Questionado se é preciso uma legislação específica para a realização de quarentena, André Mendonça respondeu:

— Estamos estudando o assunto ainda.

Anápolis pode ser base para quarentena

Outra definição é sobre onde ficarão os brasileiros durante a quarentena. O Ministério da Defesa está analisando bases militares que possam receber os brasileiros e apresentará uma lista de opções ao Ministério da Saúde, que tomará a decisão final.

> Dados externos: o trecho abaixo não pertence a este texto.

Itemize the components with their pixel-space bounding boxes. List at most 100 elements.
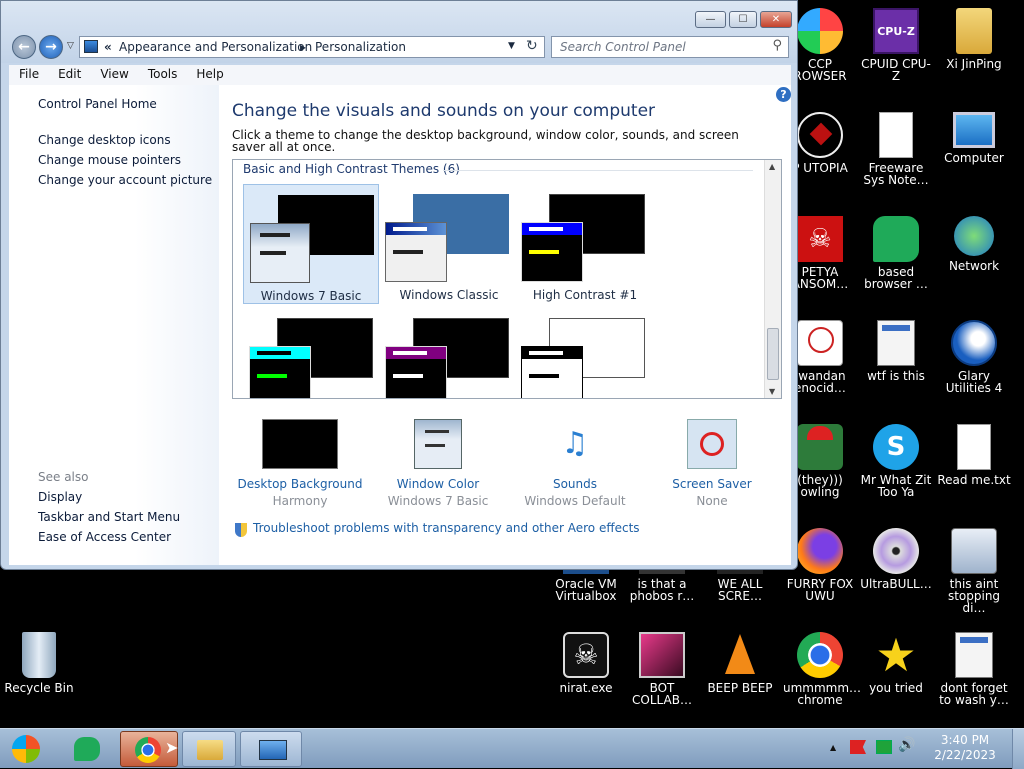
desktop-icon-readme[interactable]: Read me.txt (935, 424, 1013, 524)
search-input[interactable]: Search Control Panel ⚲ (551, 36, 789, 58)
help-icon[interactable]: ? (776, 87, 791, 102)
theme-high-contrast-white[interactable] (517, 310, 653, 398)
desktop-icon-cpuz[interactable]: CPU-Z CPUID CPU-Z (857, 8, 935, 108)
desktop-icon-xi-jinping[interactable]: Xi JinPing (935, 8, 1013, 108)
search-icon[interactable]: ⚲ (772, 38, 782, 53)
taskbar-chat-app[interactable] (62, 731, 112, 767)
page-subtitle: Click a theme to change the desktop back… (232, 128, 739, 154)
desktop-icon-wtf-is-this[interactable]: wtf is this (857, 320, 935, 420)
theme-preview-bar (529, 374, 559, 378)
control-panel-icon (259, 740, 287, 760)
refresh-icon[interactable]: ↻ (526, 38, 538, 54)
minimize-button[interactable]: — (695, 11, 726, 28)
back-button[interactable]: ← (12, 35, 36, 59)
chrome-icon (135, 737, 161, 763)
window-color-item[interactable]: Window Color Windows 7 Basic (368, 419, 508, 508)
breadcrumb-overflow-icon[interactable]: « (104, 40, 112, 54)
screen-saver-item[interactable]: Screen Saver None (642, 419, 782, 508)
desktop-icon-recycle-bin[interactable]: Recycle Bin (0, 632, 78, 732)
desktop-icon-based-browser[interactable]: based browser … (857, 216, 935, 316)
menu-edit[interactable]: Edit (48, 65, 90, 81)
forward-button[interactable]: → (39, 35, 63, 59)
search-placeholder: Search Control Panel (560, 40, 686, 54)
desktop-icon-ultrabull[interactable]: UltraBULL… (857, 528, 935, 628)
desktop-icon-skype[interactable]: S Mr What Zit Too Ya (857, 424, 935, 524)
desktop-icon-chrome[interactable]: ummmmm… chrome (781, 632, 861, 732)
breadcrumb-chevron-icon[interactable]: ▸ (300, 40, 306, 54)
text-file-icon (957, 424, 991, 470)
vlc-icon (717, 632, 763, 678)
screen-saver-value: None (696, 494, 728, 508)
menu-help[interactable]: Help (186, 65, 232, 81)
volume-icon[interactable]: 🔊 (898, 737, 915, 753)
skype-icon: S (873, 424, 919, 470)
screen-saver-icon (687, 419, 737, 469)
desktop-icon-bot-collab[interactable]: BOT COLLAB… (623, 632, 701, 732)
link-ease-of-access[interactable]: Ease of Access Center (38, 530, 171, 544)
address-dropdown-icon[interactable]: ▼ (508, 41, 515, 51)
desktop-icon-nirat[interactable]: ☠ nirat.exe (547, 632, 625, 732)
taskbar-explorer[interactable] (182, 731, 236, 767)
breadcrumb-appearance[interactable]: Appearance and Personalization (119, 40, 312, 54)
link-taskbar-start-menu[interactable]: Taskbar and Start Menu (38, 510, 180, 524)
taskbar-control-panel[interactable] (240, 731, 302, 767)
theme-name: Windows Classic (399, 288, 499, 302)
link-display[interactable]: Display (38, 490, 82, 504)
desktop-icon-computer[interactable]: Computer (935, 112, 1013, 212)
gnome-icon (797, 424, 843, 470)
desktop-icon-you-tried[interactable]: ★ you tried (857, 632, 935, 732)
link-control-panel-home[interactable]: Control Panel Home (38, 97, 157, 111)
theme-windows-classic[interactable]: Windows Classic (381, 184, 517, 304)
theme-high-contrast-1[interactable]: High Contrast #1 (517, 184, 653, 304)
menu-tools[interactable]: Tools (138, 65, 187, 81)
window-color-title[interactable]: Window Color (368, 477, 508, 491)
desktop-background-item[interactable]: Desktop Background Harmony (230, 419, 370, 508)
app-window-icon (955, 632, 993, 678)
start-button[interactable] (6, 731, 46, 767)
scroll-down-icon[interactable]: ▼ (769, 387, 775, 396)
computer-icon (953, 112, 995, 148)
close-button[interactable]: ✕ (760, 11, 792, 28)
link-change-account-picture[interactable]: Change your account picture (38, 173, 212, 187)
theme-preview-bar (529, 351, 563, 355)
taskbar-chrome[interactable]: ➤ (120, 731, 178, 767)
desktop-icon-vlc[interactable]: BEEP BEEP (701, 632, 779, 732)
clock[interactable]: 3:40 PM 2/22/2023 (925, 733, 1005, 763)
window-color-value: Windows 7 Basic (387, 494, 489, 508)
desktop-icon-glary[interactable]: Glary Utilities 4 (935, 320, 1013, 420)
maximize-button[interactable]: ☐ (729, 11, 757, 28)
scroll-up-icon[interactable]: ▲ (769, 162, 775, 171)
scroll-thumb[interactable] (767, 328, 779, 380)
taskbar: ➤ ▲ 🔊 3:40 PM 2/22/2023 (0, 728, 1024, 769)
theme-list-scrollbar[interactable]: ▲ ▼ (764, 160, 781, 398)
theme-preview-bar (393, 227, 427, 231)
folder-icon (197, 740, 223, 760)
breadcrumb-personalization[interactable]: Personalization (315, 40, 406, 54)
show-desktop-button[interactable] (1012, 729, 1024, 769)
network-tray-icon[interactable] (876, 740, 892, 754)
menu-file[interactable]: File (9, 65, 48, 81)
theme-list[interactable]: Basic and High Contrast Themes (6) ▲ ▼ W… (232, 159, 782, 399)
sounds-value: Windows Default (524, 494, 626, 508)
recent-pages-dropdown-icon[interactable]: ▽ (67, 41, 74, 51)
sounds-title[interactable]: Sounds (505, 477, 645, 491)
screen-saver-title[interactable]: Screen Saver (642, 477, 782, 491)
installer-icon (951, 528, 997, 574)
address-bar[interactable]: « Appearance and Personalization ▸ Perso… (79, 36, 545, 58)
sounds-item[interactable]: ♫ Sounds Windows Default (505, 419, 645, 508)
tray-overflow-icon[interactable]: ▲ (830, 743, 836, 752)
link-change-mouse-pointers[interactable]: Change mouse pointers (38, 153, 181, 167)
desktop-icon-dont-forget[interactable]: dont forget to wash y… (935, 632, 1013, 732)
desktop-background-title[interactable]: Desktop Background (230, 477, 370, 491)
troubleshoot-link[interactable]: Troubleshoot problems with transparency … (253, 521, 640, 535)
meme-icon (797, 320, 843, 366)
theme-high-contrast-2[interactable] (243, 310, 379, 398)
menu-view[interactable]: View (90, 65, 137, 81)
desktop-icon-installer[interactable]: this aint stopping di… (935, 528, 1013, 628)
theme-windows-7-basic[interactable]: Windows 7 Basic (243, 184, 379, 304)
link-change-desktop-icons[interactable]: Change desktop icons (38, 133, 171, 147)
desktop-icon-freeware-notes[interactable]: Freeware Sys Note… (857, 112, 935, 212)
action-center-flag-icon[interactable] (850, 740, 866, 754)
theme-high-contrast-black[interactable] (381, 310, 517, 398)
desktop-icon-network[interactable]: Network (935, 216, 1013, 316)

Uma das alternativas é Anápolis (GO), por causa da experiência com o acidente do césio 137, na década de 1980.

— Há uma sinalização muito forte para Anápolis porque, no período do césio, lá trás, foi uma área militar que trabalhou com essa coisa do isolamento, que é algo importante para não permitir eventualmente um escape de vírus. Eles já têm uma bagagem nessa área. Mas não tem nada definido — disse Onyx.

O ministro também afirmou que Florianópolis ou alguma cidade do Nordeste poderiam receber os repatriados:

— Uma das hipóteses é em Florianópolis, que tem uma base que teria condição de fazer isolamento. Tem alternativa no Nordeste também. Mas isso ainda está sob análise do Ministério da Defesa, que vai apresentar o que eles consideram as melhores opções, e a definição final do Ministério da Saúde, porque aí tem as questões técnicas na área da Saúde que tem que ser observadas, de acesso de pessoal, proteção do pessoal que vai cuidar das pessoas que vão vir lá de fora. São dois movimentos importantes, trazer os brasileiros de volta, mas não colocar sob risco a população brasileira que está aqui.